Sometimes I dont know if I am coming or going. They say when it rains, it pours but now I see torrential rainfall. A tsunami, not just a change in the weather. I want to beleive that God is still God and that He did not just develop this elaborate plan to get me to take my life, because He could have just done it Himself in my sleep. They say thank God you are alive, and I wonder to myself, is being alive really a good thing. Death will end all, won't it.
Yesterday, my friend who has been putting me up in her house asked me to leave. She said she misses her privacy and did not want a situation where I would give birth in her house. I totally get that. It's not easy to live with someone. But the part that hurts me is that she started complaining about things she said I did and she was angry about. Obviously, she had been chronicling my misdeeds against her and waiting for a time when she would explode.

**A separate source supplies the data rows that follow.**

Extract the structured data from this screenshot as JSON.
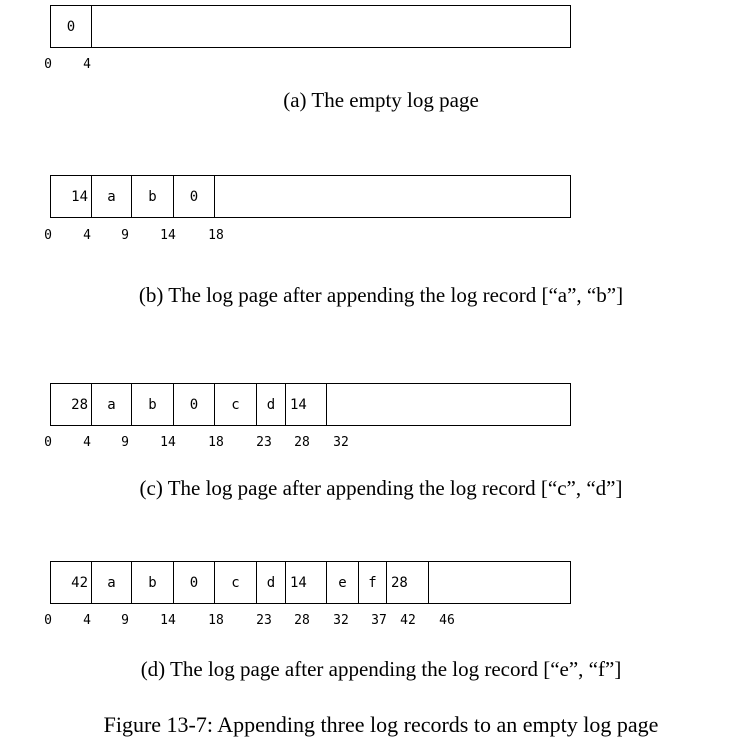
{
  "diagrams": [
    {
      "caption": "(a) The empty log page",
      "cells": [
        {
          "text": "0"
        },
        {
          "text": ""
        }
      ],
      "offsets": [
        "0",
        "4"
      ]
    },
    {
      "caption": "(b) The log page after appending the log record [“a”, “b”]",
      "cells": [
        {
          "text": "14"
        },
        {
          "text": "a"
        },
        {
          "text": "b"
        },
        {
          "text": "0"
        },
        {
          "text": ""
        }
      ],
      "offsets": [
        "0",
        "4",
        "9",
        "14",
        "18"
      ]
    },
    {
      "caption": "(c) The log page after appending the log record [“c”, “d”]",
      "cells": [
        {
          "text": "28"
        },
        {
          "text": "a"
        },
        {
          "text": "b"
        },
        {
          "text": "0"
        },
        {
          "text": "c"
        },
        {
          "text": "d"
        },
        {
          "text": "14"
        },
        {
          "text": ""
        }
      ],
      "offsets": [
        "0",
        "4",
        "9",
        "14",
        "18",
        "23",
        "28",
        "32"
      ]
    },
    {
      "caption": "(d) The log page after appending the log record [“e”, “f”]",
      "cells": [
        {
          "text": "42"
        },
        {
          "text": "a"
        },
        {
          "text": "b"
        },
        {
          "text": "0"
        },
        {
          "text": "c"
        },
        {
          "text": "d"
        },
        {
          "text": "14"
        },
        {
          "text": "e"
        },
        {
          "text": "f"
        },
        {
          "text": "28"
        },
        {
          "text": ""
        }
      ],
      "offsets": [
        "0",
        "4",
        "9",
        "14",
        "18",
        "23",
        "28",
        "32",
        "37",
        "42",
        "46"
      ]
    }
  ],
  "figure_caption": "Figure 13-7:  Appending three log records to an empty log page"
}
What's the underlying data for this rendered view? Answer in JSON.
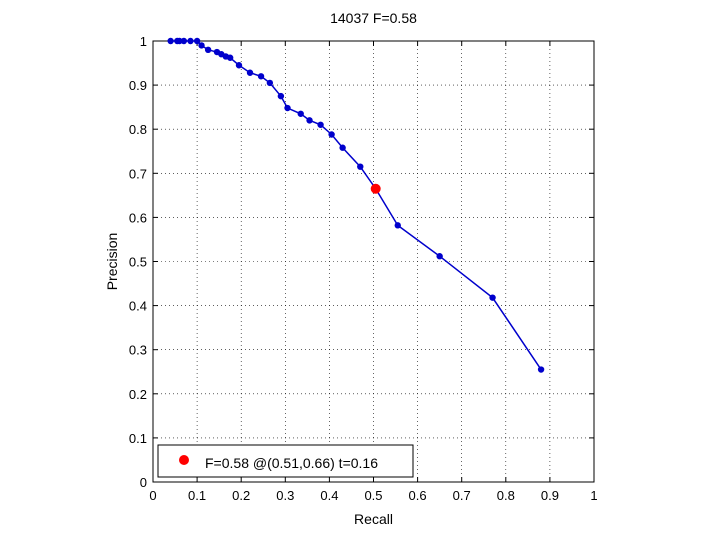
{
  "chart_data": {
    "type": "line",
    "title": "14037 F=0.58",
    "xlabel": "Recall",
    "ylabel": "Precision",
    "xlim": [
      0,
      1
    ],
    "ylim": [
      0,
      1
    ],
    "grid": true,
    "x_ticks": [
      "0",
      "0.1",
      "0.2",
      "0.3",
      "0.4",
      "0.5",
      "0.6",
      "0.7",
      "0.8",
      "0.9",
      "1"
    ],
    "y_ticks": [
      "0",
      "0.1",
      "0.2",
      "0.3",
      "0.4",
      "0.5",
      "0.6",
      "0.7",
      "0.8",
      "0.9",
      "1"
    ],
    "series": [
      {
        "color": "#0000cc",
        "x": [
          0.04,
          0.055,
          0.06,
          0.07,
          0.085,
          0.1,
          0.11,
          0.125,
          0.145,
          0.155,
          0.165,
          0.175,
          0.195,
          0.22,
          0.245,
          0.265,
          0.29,
          0.305,
          0.335,
          0.355,
          0.38,
          0.405,
          0.43,
          0.47,
          0.505,
          0.555,
          0.65,
          0.77,
          0.88
        ],
        "y": [
          1.0,
          1.0,
          1.0,
          1.0,
          1.0,
          1.0,
          0.99,
          0.98,
          0.975,
          0.97,
          0.965,
          0.962,
          0.945,
          0.928,
          0.92,
          0.905,
          0.875,
          0.848,
          0.835,
          0.82,
          0.81,
          0.788,
          0.758,
          0.715,
          0.665,
          0.582,
          0.512,
          0.418,
          0.255
        ]
      }
    ],
    "highlight": {
      "x": 0.505,
      "y": 0.665,
      "color": "#ff0000"
    },
    "legend": {
      "position": "bottom-left",
      "text": "F=0.58 @(0.51,0.66) t=0.16"
    }
  }
}
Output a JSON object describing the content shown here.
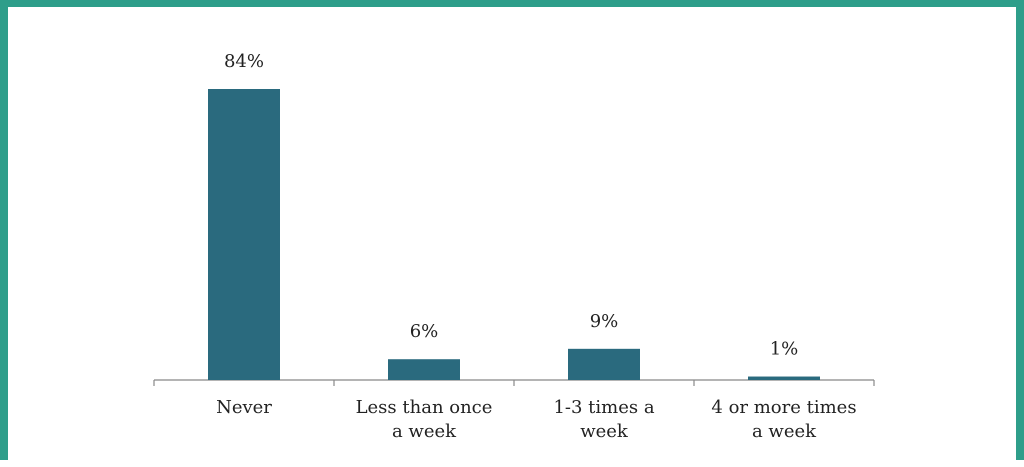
{
  "colors": {
    "frame": "#2e9e8a",
    "bar": "#2a6a7e",
    "axis": "#888888",
    "text": "#222222"
  },
  "chart_data": {
    "type": "bar",
    "categories": [
      [
        "Never"
      ],
      [
        "Less than once",
        "a week"
      ],
      [
        "1-3 times a",
        "week"
      ],
      [
        "4 or more times",
        "a week"
      ]
    ],
    "values": [
      84,
      6,
      9,
      1
    ],
    "data_labels": [
      "84%",
      "6%",
      "9%",
      "1%"
    ],
    "ylim": [
      0,
      100
    ],
    "grid": false,
    "legend": "none"
  }
}
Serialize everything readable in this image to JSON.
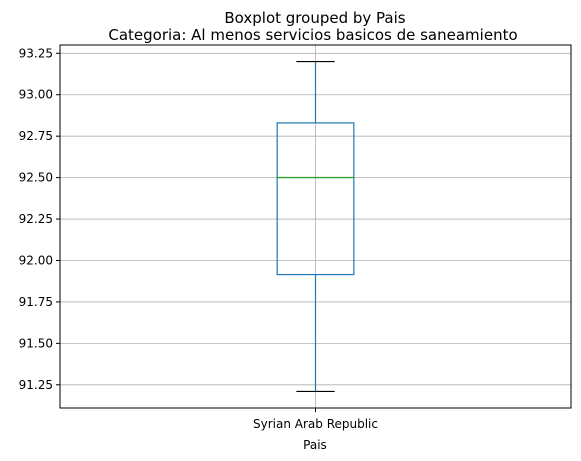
{
  "chart_data": {
    "type": "boxplot",
    "suptitle": "Boxplot grouped by Pais",
    "title": "Categoria: Al menos servicios basicos de saneamiento",
    "xlabel": "Pais",
    "ylabel": "",
    "categories": [
      "Syrian Arab Republic"
    ],
    "boxes": [
      {
        "category": "Syrian Arab Republic",
        "whisker_low": 91.21,
        "q1": 91.915,
        "median": 92.5,
        "q3": 92.83,
        "whisker_high": 93.2
      }
    ],
    "ylim": [
      91.11,
      93.3
    ],
    "yticks": [
      91.25,
      91.5,
      91.75,
      92.0,
      92.25,
      92.5,
      92.75,
      93.0,
      93.25
    ],
    "ytick_labels": [
      "91.25",
      "91.50",
      "91.75",
      "92.00",
      "92.25",
      "92.50",
      "92.75",
      "93.00",
      "93.25"
    ],
    "grid": true,
    "colors": {
      "box": "#1f77b4",
      "median": "#2ca02c",
      "whisker": "#1f77b4",
      "cap": "#000000",
      "grid": "#b0b0b0"
    }
  }
}
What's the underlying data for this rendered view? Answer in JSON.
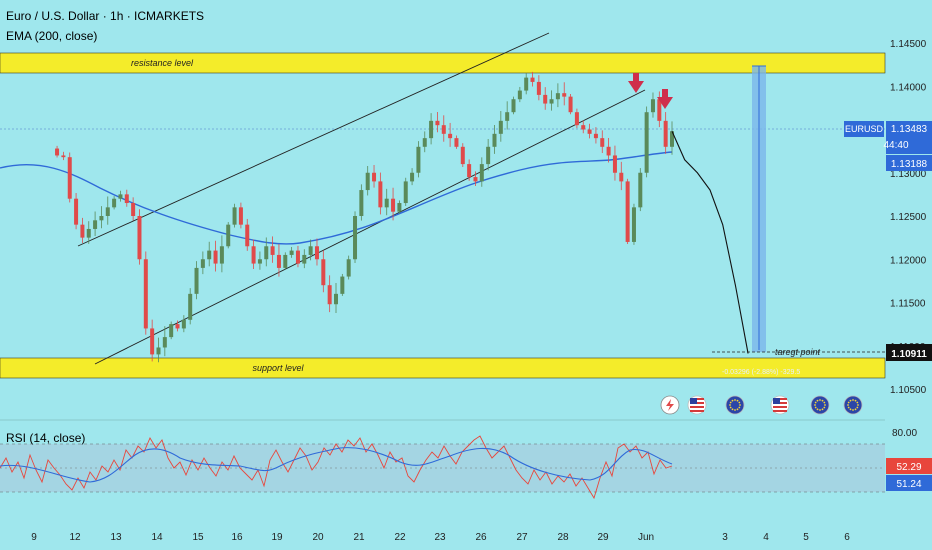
{
  "header": {
    "symbol_line": "Euro / U.S. Dollar · 1h · ICMARKETS",
    "ema_label": "EMA (200, close)",
    "rsi_label": "RSI (14, close)"
  },
  "colors": {
    "background": "#9fe7ed",
    "zone": "#f4ec2a",
    "ema": "#2f6ad8",
    "candle_up": "#5a8a5a",
    "candle_down": "#e04a4a",
    "rsi_line": "#e8463c",
    "rsi_ma": "#2f6ad8",
    "arrow": "#cf2e4c",
    "measure": "#7bb6ea"
  },
  "annotations": {
    "resistance": "resistance level",
    "support": "support level",
    "target": "taregt point",
    "measure_text": "-0.03296 (-2.88%) -329.5"
  },
  "price_badges": {
    "symbol": "EURUSD",
    "last": "1.13483",
    "countdown": "44:40",
    "ema_value": "1.13188",
    "target_value": "1.10911"
  },
  "rsi_badges": {
    "rsi": "52.29",
    "rsi_ma": "51.24"
  },
  "events": [
    {
      "icon": "lightning-icon"
    },
    {
      "icon": "us-flag-icon"
    },
    {
      "icon": "eu-flag-icon"
    },
    {
      "icon": "us-flag-icon"
    },
    {
      "icon": "eu-flag-icon"
    },
    {
      "icon": "eu-flag-icon"
    }
  ],
  "chart_data": {
    "type": "candlestick",
    "symbol": "EURUSD",
    "timeframe": "1h",
    "price_ticks": [
      "1.14500",
      "1.14000",
      "1.13500",
      "1.13000",
      "1.12500",
      "1.12000",
      "1.11500",
      "1.11000",
      "1.10500"
    ],
    "rsi_ticks": [
      "80.00"
    ],
    "x_ticks": [
      "9",
      "12",
      "13",
      "14",
      "15",
      "16",
      "19",
      "20",
      "21",
      "22",
      "23",
      "26",
      "27",
      "28",
      "29",
      "Jun",
      "3",
      "4",
      "5",
      "6"
    ],
    "ylim": [
      1.1035,
      1.1482
    ],
    "resistance_zone": [
      1.1413,
      1.1434
    ],
    "support_zone": [
      1.1065,
      1.1082
    ],
    "target_price": 1.10911,
    "last_price": 1.13483,
    "ema_200_value": 1.13188,
    "rsi_value": 52.29,
    "rsi_ma_value": 51.24,
    "close_path": [
      [
        9,
        1.132
      ],
      [
        10,
        1.1318
      ],
      [
        11,
        1.127
      ],
      [
        12,
        1.124
      ],
      [
        13,
        1.1225
      ],
      [
        14,
        1.1235
      ],
      [
        15,
        1.1245
      ],
      [
        16,
        1.125
      ],
      [
        17,
        1.126
      ],
      [
        18,
        1.127
      ],
      [
        19,
        1.1275
      ],
      [
        20,
        1.1265
      ],
      [
        21,
        1.125
      ],
      [
        22,
        1.12
      ],
      [
        23,
        1.112
      ],
      [
        24,
        1.109
      ],
      [
        25,
        1.1098
      ],
      [
        26,
        1.111
      ],
      [
        27,
        1.1125
      ],
      [
        28,
        1.112
      ],
      [
        29,
        1.113
      ],
      [
        30,
        1.116
      ],
      [
        31,
        1.119
      ],
      [
        32,
        1.12
      ],
      [
        33,
        1.121
      ],
      [
        34,
        1.1195
      ],
      [
        35,
        1.1215
      ],
      [
        36,
        1.124
      ],
      [
        37,
        1.126
      ],
      [
        38,
        1.124
      ],
      [
        39,
        1.1215
      ],
      [
        40,
        1.1195
      ],
      [
        41,
        1.12
      ],
      [
        42,
        1.1215
      ],
      [
        43,
        1.1205
      ],
      [
        44,
        1.119
      ],
      [
        45,
        1.1205
      ],
      [
        46,
        1.121
      ],
      [
        47,
        1.1195
      ],
      [
        48,
        1.1205
      ],
      [
        49,
        1.1215
      ],
      [
        50,
        1.12
      ],
      [
        51,
        1.117
      ],
      [
        52,
        1.1148
      ],
      [
        53,
        1.116
      ],
      [
        54,
        1.118
      ],
      [
        55,
        1.12
      ],
      [
        56,
        1.125
      ],
      [
        57,
        1.128
      ],
      [
        58,
        1.13
      ],
      [
        59,
        1.129
      ],
      [
        60,
        1.126
      ],
      [
        61,
        1.127
      ],
      [
        62,
        1.1255
      ],
      [
        63,
        1.1265
      ],
      [
        64,
        1.129
      ],
      [
        65,
        1.13
      ],
      [
        66,
        1.133
      ],
      [
        67,
        1.134
      ],
      [
        68,
        1.136
      ],
      [
        69,
        1.1355
      ],
      [
        70,
        1.1345
      ],
      [
        71,
        1.134
      ],
      [
        72,
        1.133
      ],
      [
        73,
        1.131
      ],
      [
        74,
        1.1295
      ],
      [
        75,
        1.129
      ],
      [
        76,
        1.131
      ],
      [
        77,
        1.133
      ],
      [
        78,
        1.1345
      ],
      [
        79,
        1.136
      ],
      [
        80,
        1.137
      ],
      [
        81,
        1.1385
      ],
      [
        82,
        1.1395
      ],
      [
        83,
        1.141
      ],
      [
        84,
        1.1405
      ],
      [
        85,
        1.139
      ],
      [
        86,
        1.138
      ],
      [
        87,
        1.1385
      ],
      [
        88,
        1.1392
      ],
      [
        89,
        1.1388
      ],
      [
        90,
        1.137
      ],
      [
        91,
        1.1355
      ],
      [
        92,
        1.135
      ],
      [
        93,
        1.1345
      ],
      [
        94,
        1.134
      ],
      [
        95,
        1.133
      ],
      [
        96,
        1.132
      ],
      [
        97,
        1.13
      ],
      [
        98,
        1.129
      ],
      [
        99,
        1.122
      ],
      [
        100,
        1.126
      ],
      [
        101,
        1.13
      ],
      [
        102,
        1.137
      ],
      [
        103,
        1.1385
      ],
      [
        104,
        1.136
      ],
      [
        105,
        1.133
      ],
      [
        106,
        1.1348
      ]
    ],
    "projection_path": [
      [
        106,
        1.1348
      ],
      [
        108,
        1.1315
      ],
      [
        110,
        1.13
      ],
      [
        112,
        1.128
      ],
      [
        114,
        1.124
      ],
      [
        116,
        1.117
      ],
      [
        118,
        1.1091
      ]
    ]
  }
}
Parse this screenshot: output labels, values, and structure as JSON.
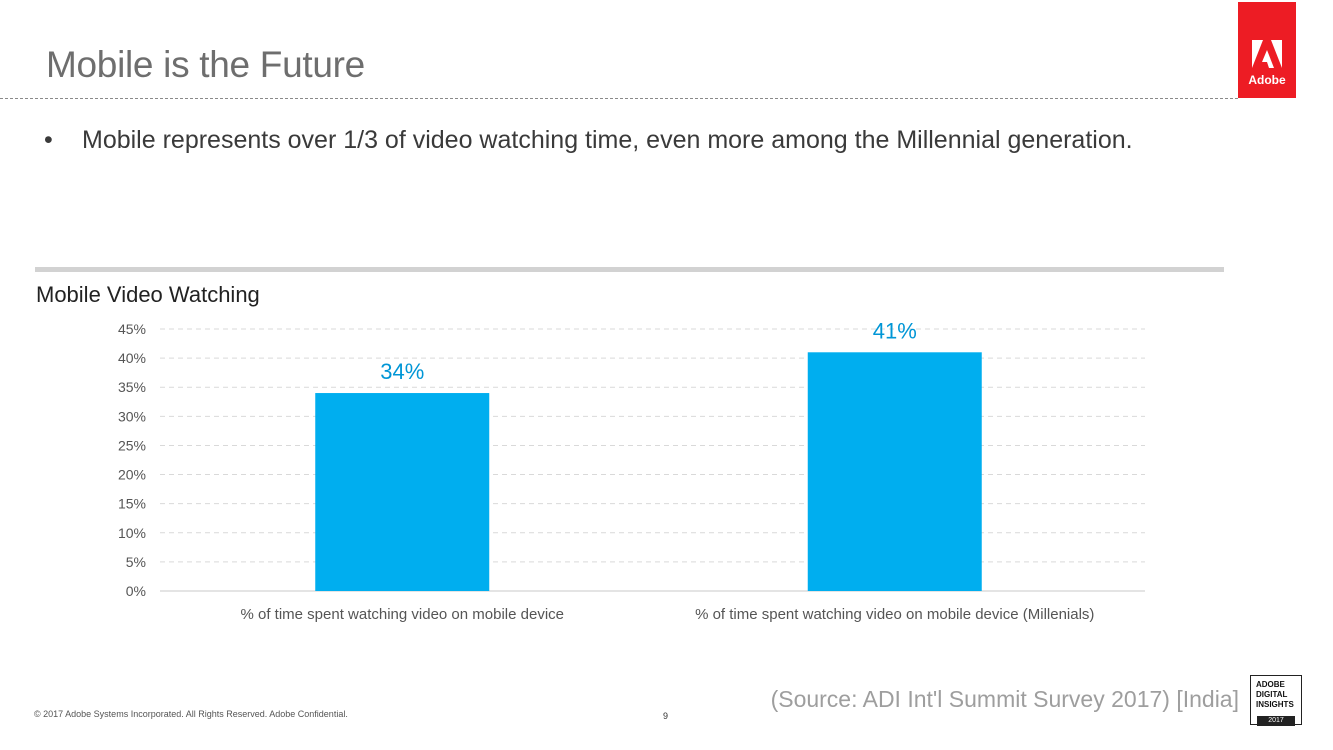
{
  "slide": {
    "title": "Mobile is the Future",
    "bullet": "Mobile represents over 1/3 of video watching time, even more among the Millennial generation.",
    "logo_text": "Adobe",
    "footer": "© 2017 Adobe Systems Incorporated.  All Rights Reserved.  Adobe Confidential.",
    "page_number": "9",
    "source": "(Source: ADI Int'l Summit Survey 2017) [India]",
    "badge_line1": "ADOBE",
    "badge_line2": "DIGITAL",
    "badge_line3": "INSIGHTS",
    "badge_year": "2017",
    "accent_color": "#ed1c24"
  },
  "chart_data": {
    "type": "bar",
    "title": "Mobile Video Watching",
    "categories": [
      "% of time spent watching video on mobile device",
      "% of time spent watching video on mobile device (Millenials)"
    ],
    "values": [
      34,
      41
    ],
    "data_labels": [
      "34%",
      "41%"
    ],
    "y_ticks": [
      "0%",
      "5%",
      "10%",
      "15%",
      "20%",
      "25%",
      "30%",
      "35%",
      "40%",
      "45%"
    ],
    "ylim": [
      0,
      45
    ],
    "grid": true,
    "bar_color": "#00aeef",
    "label_color": "#0096d6"
  }
}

She said she was the reason why we had never quarreled was because she was tolerating all the stuff I had done to her. (It never occurred to her that I too, might have been tolerating her), she said I would come into the house upset from somewhere else and she would still try to find out what was wrong with me (?!) That I would scold her siblings for coming into the room and disturbing when I was asleep. So many little things that I thought we wee good over or at least she should have mentioned to me! You see the thing is, beyond being my benefactor she was my closest friend! I don't know anything that I did not tell this girl and I had a huge amount of respect for her. So I would expect that if she saw something that upset her she would let me know so that we could trash it out or if she chose to ignore it then she would let it go and not just keep a mental compilation until it became my bibliography! We had been through a lot together, or so I thought so a few misunderstandings should not end our friendship. After she had spoken, I thanked her, apologised for my 'evil' and just kept quiet. Then she offered to give me some money when I was leaving to help me out, and I felt insulted.
Going over the issue today, I began to fit bits and pieces of our past into the big picture. How I did not know she had a violent fight with her ex-husband and had to be rushed to the hospital, had moved out and was staying in a hotel, until weeks after. That day she called her boss, who she claims not to like so much and two of his friends to come to her rescue. But I did not take that as an issue. I also recalled how she has this habit of hiding things that you ordinarily would discuss with your friends, how we were in the same house and she was broke but could not ask me to lend her money, her car papers were expired, she could not renew them, and when the traffic authorities arrested her I would not have known if I hadn't called her that day to just joke around. How when she and her husband were fighting for custody of their child I had to force it out of her, and so on. Maybe I alone had this friendship.
Anyway, God is in control. I have to look for a place to go to now. A tough feat now that I am 7 months pregnant and broke and jobless. I had a few friends offer to give me money but it turns out that the money they have been expecting has failed to come. Meanwhile I have only this week to pay for that house.
When and if all this ever ends, I wonder what I am supposed to learn from it. How not to trust people,? How to keep to myself? What?